The algorithm used by quality-trim depends on whether or not you use the Start sequence trimming option (-s)

Start and end trimming

  • Checks Chastity (if required)
    • Scans seqname line for a ' '{space} then a ':'{colon}
    • Checks if next character is 'Y' (i.e. fails chastity)
  • Scans for first good base
  • Scans for X bad bases and stores hit (if passes):
    • Average quality
    • Min Length
  • Keep best (longest) match or writes to low quality file

End only trimming

  • Checks Chastity (if required)
  • Scans sequence for X bad bases and chops here
  • Checks average quality passes
  • Checks length remaining passes
  • If all ok then writes to pass file (otherwise to low quality file)

Limitations

QUADtrim is currently set to 510 bases/quality scores and 126 characters on the annotation line (and + line).
These numbers are defined near the top of the source file and can be increased if required (NAME_BUFFER_SIZE, and
SEQ_BUFFER_SIZE).
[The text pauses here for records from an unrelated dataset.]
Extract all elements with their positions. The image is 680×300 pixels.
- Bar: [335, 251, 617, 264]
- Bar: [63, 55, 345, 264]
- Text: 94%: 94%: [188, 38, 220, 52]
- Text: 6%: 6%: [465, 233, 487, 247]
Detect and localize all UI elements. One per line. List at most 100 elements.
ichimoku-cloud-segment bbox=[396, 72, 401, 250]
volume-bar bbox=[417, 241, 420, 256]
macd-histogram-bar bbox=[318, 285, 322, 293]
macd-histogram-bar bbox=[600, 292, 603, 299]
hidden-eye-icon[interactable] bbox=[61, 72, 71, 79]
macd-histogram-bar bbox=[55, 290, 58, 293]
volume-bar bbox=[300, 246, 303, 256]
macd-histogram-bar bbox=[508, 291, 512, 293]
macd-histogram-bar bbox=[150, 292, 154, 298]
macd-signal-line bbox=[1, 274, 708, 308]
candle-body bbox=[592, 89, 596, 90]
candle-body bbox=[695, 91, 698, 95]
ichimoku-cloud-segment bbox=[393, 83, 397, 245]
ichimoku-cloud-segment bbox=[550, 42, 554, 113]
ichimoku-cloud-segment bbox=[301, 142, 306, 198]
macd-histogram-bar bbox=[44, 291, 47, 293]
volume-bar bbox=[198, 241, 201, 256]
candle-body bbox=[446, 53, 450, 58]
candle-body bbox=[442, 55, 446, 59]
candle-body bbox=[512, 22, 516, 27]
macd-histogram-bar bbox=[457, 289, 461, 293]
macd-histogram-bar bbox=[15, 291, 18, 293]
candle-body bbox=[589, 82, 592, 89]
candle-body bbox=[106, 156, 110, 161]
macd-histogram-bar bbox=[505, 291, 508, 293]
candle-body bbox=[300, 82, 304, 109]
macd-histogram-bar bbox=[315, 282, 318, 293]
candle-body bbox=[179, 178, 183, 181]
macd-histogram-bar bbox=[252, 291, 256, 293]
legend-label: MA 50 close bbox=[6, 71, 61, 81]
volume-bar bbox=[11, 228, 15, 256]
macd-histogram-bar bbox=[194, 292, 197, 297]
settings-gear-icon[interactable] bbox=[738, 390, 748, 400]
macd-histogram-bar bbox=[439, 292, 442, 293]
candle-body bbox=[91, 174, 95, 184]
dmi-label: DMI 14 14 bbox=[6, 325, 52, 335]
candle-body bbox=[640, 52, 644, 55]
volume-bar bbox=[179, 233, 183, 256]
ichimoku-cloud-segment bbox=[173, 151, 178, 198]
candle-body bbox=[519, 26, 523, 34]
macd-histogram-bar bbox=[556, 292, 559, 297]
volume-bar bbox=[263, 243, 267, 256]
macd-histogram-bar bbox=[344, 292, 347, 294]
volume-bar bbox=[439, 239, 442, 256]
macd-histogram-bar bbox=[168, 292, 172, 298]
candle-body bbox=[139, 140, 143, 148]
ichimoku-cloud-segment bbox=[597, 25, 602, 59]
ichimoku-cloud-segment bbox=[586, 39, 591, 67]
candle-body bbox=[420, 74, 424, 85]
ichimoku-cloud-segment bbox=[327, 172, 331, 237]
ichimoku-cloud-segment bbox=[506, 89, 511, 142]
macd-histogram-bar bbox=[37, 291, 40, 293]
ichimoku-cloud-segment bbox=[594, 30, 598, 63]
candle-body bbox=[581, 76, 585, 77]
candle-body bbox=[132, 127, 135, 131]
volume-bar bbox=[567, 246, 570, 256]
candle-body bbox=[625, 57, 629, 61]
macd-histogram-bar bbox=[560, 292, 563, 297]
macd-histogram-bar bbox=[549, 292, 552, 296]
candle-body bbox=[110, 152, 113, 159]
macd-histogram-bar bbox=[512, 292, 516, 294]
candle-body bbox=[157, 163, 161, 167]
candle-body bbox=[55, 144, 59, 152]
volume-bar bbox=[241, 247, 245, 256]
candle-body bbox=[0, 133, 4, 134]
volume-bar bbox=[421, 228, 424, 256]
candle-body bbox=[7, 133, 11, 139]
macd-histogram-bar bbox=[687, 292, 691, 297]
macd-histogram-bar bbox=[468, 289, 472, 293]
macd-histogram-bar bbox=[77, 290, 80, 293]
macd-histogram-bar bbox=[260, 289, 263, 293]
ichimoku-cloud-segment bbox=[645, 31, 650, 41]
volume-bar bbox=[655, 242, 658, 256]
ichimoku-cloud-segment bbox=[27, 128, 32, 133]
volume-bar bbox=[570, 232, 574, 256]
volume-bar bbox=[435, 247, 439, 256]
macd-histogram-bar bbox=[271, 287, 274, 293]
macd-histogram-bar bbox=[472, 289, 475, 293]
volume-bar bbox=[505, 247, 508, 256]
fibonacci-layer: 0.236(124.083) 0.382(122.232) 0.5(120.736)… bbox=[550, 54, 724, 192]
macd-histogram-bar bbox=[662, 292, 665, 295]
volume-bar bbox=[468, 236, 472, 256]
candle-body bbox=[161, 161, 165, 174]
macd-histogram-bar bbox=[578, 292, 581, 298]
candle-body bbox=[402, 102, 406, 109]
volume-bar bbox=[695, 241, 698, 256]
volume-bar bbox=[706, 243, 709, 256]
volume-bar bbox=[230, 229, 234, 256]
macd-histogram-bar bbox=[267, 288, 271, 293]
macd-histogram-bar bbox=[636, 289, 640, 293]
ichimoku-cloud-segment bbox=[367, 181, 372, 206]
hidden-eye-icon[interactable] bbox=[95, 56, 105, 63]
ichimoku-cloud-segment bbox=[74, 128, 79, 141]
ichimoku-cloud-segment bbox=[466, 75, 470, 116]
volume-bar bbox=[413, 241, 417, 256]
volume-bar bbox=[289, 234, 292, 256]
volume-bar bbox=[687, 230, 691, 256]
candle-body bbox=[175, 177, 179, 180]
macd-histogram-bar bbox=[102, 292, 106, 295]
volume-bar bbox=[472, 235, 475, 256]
If you try to go beyond ~32000 on either of these you may get strange behaviour (wrapping on
the positive section of a signed short which is only guaranteed to be 16-bits (-1 for the sign).

Testing

QUADtrim comes with built in unit testing. The tests require python (2.7) and g(un)zip.

  • Execute: make test

Known issues

  • With a random sprinkle of bad bases biased towards the front QUADtrim may reject a sequence (length) even though
    there is a longer piece later that may pass length. I.e. it doesn't perform overlapping matches.